離さないで


「…しばらくは、一緒にいない方がいい」

静かに告げられた言葉に、私は小さく頷く。
どうしてですか、なんてわかりきったことは聞かない。
離れた方がいいときが、私たちにはあるのだ。

お互い相容れない団体に所属している限り、それは仕方のないこと。

一緒にいるのに、話せないことがあるのは苦しい。
だから今は距離を置く。
それが私たちのため。

わかってるけど、私は沸き上がる気持ちを隠すことはできなかった。

寂しい。
悲しい。
一緒にいたい。

どうして幸人先輩は、そんな平気そうな顔をしていられるんですか?

声には出さず、代わりにスカートをぎゅっと握りしめる。
躊躇いがちに頭に触れた手の優しさに、私はその日、最後まで幸人先輩の顔を見ることができなかった。

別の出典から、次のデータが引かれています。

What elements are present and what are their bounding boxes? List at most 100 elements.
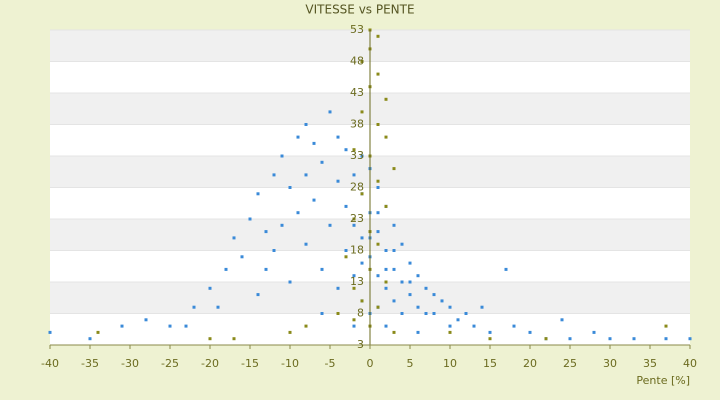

企画していたイベントも終わった放課後、夕陽の差し込む美術準備室。
窓の外を眺めながら、ぼんやりと今日のことを思い返す。

相変わらず直江先輩はブツブツと文句をこぼし、葉月先輩はにこにこしながら直江先輩を引きずっていた。

ただ、そこに幸人先輩の姿は見えなくて。

傍にいて、苦しかったはずなのに。

離れたら、もっと。

離れたほうが、もっと。



ガラリと背後で扉の開いた音がして、私は慌てていつの間にか濡れていた頬を拭った。
「…っ」
Gフェスの誰かが戻ってきたのかと振り向こうとした瞬間、背中からぎゅっと抱きしめられる。

力強い腕。
頬に触れるやわらかな髪。

耳の奥に響くのは、小さく私の名前を呼ぶ彼の声。

「幸人、先輩…?」
「…やっぱり、ここか…」

少しだけ乱れてる呼吸に、生徒会長である彼が、ここまで校内を走ってきてくれたのだということがわかる。
ぎゅう、と強い力で私を抱く腕にそっと手を重ねれば、幸人先輩はいっそう腕に力を込めた。

「い…」と小さく漏れてしまった私の声に反応して、先輩の腕の力が緩む。
その隙に私は身体ごと振り返り、彼の背中に腕をまわした。
幸人先輩に応えるように、力一杯彼を抱きしめる。
幸人先輩も、今度は包み込むように、優しく私を抱きしめ返してくれた。

「…腕、苦しいですか」
「いや…」
「本当ですか?」

聞きつつ腕の力を緩め、彼の顔を見上げる。
涙の痕が残っていたのか、私の目許を親指で拭い、先輩は小さく微笑んだ。


「離れてるほうが、苦しいに決まってる」


ゆっくりと塞がれた唇に、恥ずかしさよりも嬉しさが勝る。

熱い吐息に、抱きしめてくれる腕。

私を映す真っ直ぐな瞳。


そして何より、同じ気持ち。


「…私も、です」
「ああ」
「幸人先輩は…平気なんだと思ってました」
「…そんなわけ、」
ないだろう、と先輩は呟き、私の額に彼の額を合わせる。
すぐそこにある幸人先輩の表情は、少し悲しそうだった。

「ただ…見ていられなかった」
「…何を、ですか…?」
「あんたの苦しそうな顔を、だ」

ふ、と視線をそらし、私の髪に顔を埋める。

「…その反動が来た」
「反動?」

聞き返すも、幸人先輩は黙り込み、そのまま私の髪を優しく撫でた。
その心地よさに頬を擦り寄せると、探るように彼の唇が頭から耳、頬を伝い、私の唇を奪う。
後頭部を押さえられ、息つく間もない幸人先輩とのキス。

苦しいはずなのに、つらくない。
さっきまで溢れていた涙はもう、どこかに行ってしまった。

だって、こうして、傍にいる。

幸人先輩の熱を求めるように、私は彼の制服をぎゅっと握る。

「…しばらくは、離せそうにない」

それでもいいか?


幸人先輩の言葉に応えるように、私は彼の背中にもう一度腕をまわした。




離さないで、

今だけは。




(…最近の幸人、おかしいですよね…)
(ほんと、京一は幸人しか見えてないねぇ)
(…葉月は心配じゃないんですか?)
(大丈夫、明日には元通りだから)
(なぜ、そう言えるんです?)
(…生徒会長が廊下を走ってたからかなぁ)


end



自分から言い出したくせに、平気じゃなかったのは結局自分だったっていう。